Dengan demikian masyarakat Qur'ani tidak memberikan tempat bagi penindasan dan pemerasan terhadap yang lemah oleh yang kuat. Perjuangan orang-orang yang lemah (mustadh'afin) akan terus berlangsung melawan mereka yang berkuasa dan arogan (mustakbirin), selama perbedaan antara keduanya tidak dihapuskan. Budaya politik Islam didasarkan pada simpat kepada mereka yang lemah dan dieksploitasi dan benci terhadap mereka yang berkuasa dan menindas. Dr. Habibullah Payman dari Iran mengatakan, "dalam Ideologi Islam permanensi dan kesinambungan revolusi (sampai perbedaan antara yang menindas yang ditindas tidak ada lagi) lebih penting daripada revolusi itu sendiri. Revolusi merupakan salah satu dari beberapa alternatif bagi manusia yang bertanggung jawab. Artinya, manusia harus berusaha mengubah sistem yang didasarkan atas istikbar (keangkuhan kekuasaan dan eksploitasi) dan istidh'af (yakni penekanan dan penindasan) dan penolakan terhadap yang munkar (ketidak-adilan). "Revolusi yang permanen" semacam itu dan perlawanan terhadap arogansi kekuasaan secara terus menerus merupakan bagian dari kultur politik Islam."[32]

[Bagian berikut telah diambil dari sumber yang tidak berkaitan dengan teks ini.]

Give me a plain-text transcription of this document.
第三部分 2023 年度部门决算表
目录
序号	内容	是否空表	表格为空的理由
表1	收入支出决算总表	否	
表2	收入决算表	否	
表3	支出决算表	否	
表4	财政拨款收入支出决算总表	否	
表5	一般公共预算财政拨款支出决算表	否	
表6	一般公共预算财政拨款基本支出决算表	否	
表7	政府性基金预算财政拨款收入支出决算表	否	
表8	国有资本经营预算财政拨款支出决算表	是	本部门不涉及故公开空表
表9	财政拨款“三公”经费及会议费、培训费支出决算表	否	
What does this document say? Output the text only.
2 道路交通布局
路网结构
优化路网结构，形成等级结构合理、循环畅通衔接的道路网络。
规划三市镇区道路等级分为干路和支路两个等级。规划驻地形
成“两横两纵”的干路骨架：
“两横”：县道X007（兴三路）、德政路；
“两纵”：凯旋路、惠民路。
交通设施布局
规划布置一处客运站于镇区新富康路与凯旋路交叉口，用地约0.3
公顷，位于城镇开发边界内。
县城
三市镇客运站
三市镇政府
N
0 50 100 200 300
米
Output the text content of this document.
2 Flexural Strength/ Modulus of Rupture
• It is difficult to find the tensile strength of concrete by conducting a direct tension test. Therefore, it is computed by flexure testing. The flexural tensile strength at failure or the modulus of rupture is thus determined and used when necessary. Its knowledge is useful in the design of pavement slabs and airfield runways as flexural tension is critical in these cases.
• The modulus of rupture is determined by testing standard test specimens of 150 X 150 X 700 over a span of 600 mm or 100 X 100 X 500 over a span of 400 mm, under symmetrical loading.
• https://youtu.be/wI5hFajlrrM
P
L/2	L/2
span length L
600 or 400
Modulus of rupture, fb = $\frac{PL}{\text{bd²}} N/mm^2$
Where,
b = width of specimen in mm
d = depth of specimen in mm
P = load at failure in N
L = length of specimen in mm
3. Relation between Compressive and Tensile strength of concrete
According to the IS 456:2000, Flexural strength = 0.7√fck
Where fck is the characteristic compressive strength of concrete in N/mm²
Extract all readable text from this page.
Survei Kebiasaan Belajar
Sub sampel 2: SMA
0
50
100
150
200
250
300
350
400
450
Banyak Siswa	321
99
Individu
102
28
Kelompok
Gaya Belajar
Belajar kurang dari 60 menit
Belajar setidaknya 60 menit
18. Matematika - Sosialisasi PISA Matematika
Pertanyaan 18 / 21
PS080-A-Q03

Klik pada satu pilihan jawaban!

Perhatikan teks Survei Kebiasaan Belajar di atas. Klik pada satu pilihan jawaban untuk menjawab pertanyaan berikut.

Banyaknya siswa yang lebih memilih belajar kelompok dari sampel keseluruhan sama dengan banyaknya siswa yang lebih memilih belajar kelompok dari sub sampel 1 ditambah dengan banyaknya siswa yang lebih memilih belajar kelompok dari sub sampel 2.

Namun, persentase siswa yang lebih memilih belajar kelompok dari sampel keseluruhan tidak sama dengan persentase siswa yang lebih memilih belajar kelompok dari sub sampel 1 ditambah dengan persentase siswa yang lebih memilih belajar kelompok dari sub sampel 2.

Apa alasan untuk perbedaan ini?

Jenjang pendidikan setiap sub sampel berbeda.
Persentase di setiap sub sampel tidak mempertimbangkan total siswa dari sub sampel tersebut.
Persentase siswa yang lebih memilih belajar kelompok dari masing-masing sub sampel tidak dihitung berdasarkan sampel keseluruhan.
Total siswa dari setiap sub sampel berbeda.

Khalifah Ali, salah seorang dari beberapa tokoh terbesar yang dilahirkan Islam pada masa awal, menggambarkan konsep revolusi Islam dengan sangat ringkas dalam salah satu khotbahnya: (Revolusi Islam akan terus berjalan) sampai mereka yang berada dalam status paling rendah di antara kamu menjadi yang paling tinggi dan mereka yang paling tinggi di antara kamu akan menjadi yang paling rendah dan mereka yang melampaui akan dilampaui".[33]
Dasar-dasar masyarakat politik Islam yang ideal, sebagaimana yang diderivasikan dari Al-Qur'an, sangat berbeda dengan apa yang sudah dan masih dilakukan atas nama Islam oleh kelompok kepentingan yang kuat di negara-negara Islam dewasa ini.